Steps to reproduce:
1. Go to Systems->Servers on a system with a lot of rows in mh_jobs (100'000+++)
2. Open inspect in your web browser to see how long the calls take
Actual Results:
Slow performance (6 seconds+ on our system for a single call)
Expected Results:
Fast performance
It is the following query that makes Systems->Servers so slow:
SELECT t0.id, t1.status, COUNT(t1.status), AVG(t1.queue_time), AVG(t1.run_time) FROM mh_service_registration t0, mh_job t1 WHERE (t0.id = t1.processor_service) GROUP BY t0.id, t0.active, t0.error_state_trigger, t0.job_producer, t0.online, t0.online_from, t0.path, t0.service_state, t0.service_type, t0.state_changed, t0.warning_state_trigger, t0.host_registration, t1.status
Note that this does not scale... on our system with 400'000+ entries in mh_jobs, the SQL-query alone takes more than 5 seconds.
Possible solution: Need to limit the number of mh_job rows to a reasonable number so that the query above has a reasonable runtime.
The query comes from
modules/matterhorn-serviceregistry/impl/SeviceRegistryJpaImpl.java
see:
@NamedQuery(name = "ServiceRegistration.statistics", query = "SELECT job.processorServiceRegistration.id as serviceRegistration, job.status, "

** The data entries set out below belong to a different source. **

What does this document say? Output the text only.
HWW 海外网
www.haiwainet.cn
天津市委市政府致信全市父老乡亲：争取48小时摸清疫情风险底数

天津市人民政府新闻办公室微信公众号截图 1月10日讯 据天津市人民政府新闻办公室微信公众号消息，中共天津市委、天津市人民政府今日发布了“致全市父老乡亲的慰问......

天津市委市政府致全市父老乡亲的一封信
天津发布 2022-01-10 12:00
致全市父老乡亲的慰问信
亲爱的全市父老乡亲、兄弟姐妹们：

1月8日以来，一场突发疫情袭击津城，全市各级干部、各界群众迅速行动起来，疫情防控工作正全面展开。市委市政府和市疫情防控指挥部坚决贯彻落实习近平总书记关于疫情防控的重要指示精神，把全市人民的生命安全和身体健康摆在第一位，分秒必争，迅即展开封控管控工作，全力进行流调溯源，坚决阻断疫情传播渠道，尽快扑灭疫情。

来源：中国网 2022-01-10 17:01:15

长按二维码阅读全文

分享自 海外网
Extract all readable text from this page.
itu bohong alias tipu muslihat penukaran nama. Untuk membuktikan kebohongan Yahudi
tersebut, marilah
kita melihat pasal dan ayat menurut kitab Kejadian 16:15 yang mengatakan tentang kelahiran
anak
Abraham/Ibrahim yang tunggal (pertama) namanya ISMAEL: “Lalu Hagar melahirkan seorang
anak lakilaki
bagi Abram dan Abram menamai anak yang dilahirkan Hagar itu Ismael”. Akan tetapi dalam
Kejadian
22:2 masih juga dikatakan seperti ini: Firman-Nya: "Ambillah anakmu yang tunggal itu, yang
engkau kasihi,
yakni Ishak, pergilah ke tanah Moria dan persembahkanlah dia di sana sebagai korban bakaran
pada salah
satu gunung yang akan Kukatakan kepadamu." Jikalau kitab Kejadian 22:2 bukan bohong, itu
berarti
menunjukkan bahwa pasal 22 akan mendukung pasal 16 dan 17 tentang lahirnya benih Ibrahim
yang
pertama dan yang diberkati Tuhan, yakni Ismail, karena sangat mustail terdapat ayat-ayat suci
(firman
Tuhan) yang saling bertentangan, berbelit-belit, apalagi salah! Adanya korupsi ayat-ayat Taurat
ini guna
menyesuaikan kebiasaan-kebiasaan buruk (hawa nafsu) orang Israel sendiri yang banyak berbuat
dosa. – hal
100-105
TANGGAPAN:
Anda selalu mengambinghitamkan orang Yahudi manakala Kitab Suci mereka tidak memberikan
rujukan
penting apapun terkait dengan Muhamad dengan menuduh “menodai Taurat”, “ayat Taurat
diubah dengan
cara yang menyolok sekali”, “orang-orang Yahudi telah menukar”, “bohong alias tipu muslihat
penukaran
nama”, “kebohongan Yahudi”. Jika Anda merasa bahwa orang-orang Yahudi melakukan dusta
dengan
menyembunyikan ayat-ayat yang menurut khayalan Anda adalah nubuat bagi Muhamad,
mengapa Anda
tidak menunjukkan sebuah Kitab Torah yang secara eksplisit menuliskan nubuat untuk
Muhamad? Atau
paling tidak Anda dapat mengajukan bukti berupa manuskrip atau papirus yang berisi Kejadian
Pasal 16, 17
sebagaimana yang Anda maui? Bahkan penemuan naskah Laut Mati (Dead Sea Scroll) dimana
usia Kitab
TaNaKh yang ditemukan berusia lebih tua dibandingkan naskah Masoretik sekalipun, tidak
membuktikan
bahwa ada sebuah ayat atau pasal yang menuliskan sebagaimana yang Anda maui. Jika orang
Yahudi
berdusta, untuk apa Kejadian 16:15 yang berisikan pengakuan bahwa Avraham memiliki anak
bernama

+ "count(job.status) as numJobs, "
+ "avg(job.queueTime) as meanQueue, "
+ "avg(job.runTime) as meanRun FROM Job job group by job.processorServiceRegistration, job.status"),
This should definitely be fixed, but also worth noting that there are configurable processes to remove old jobs from the db, so the mh_jobs table doesn't grow without limits.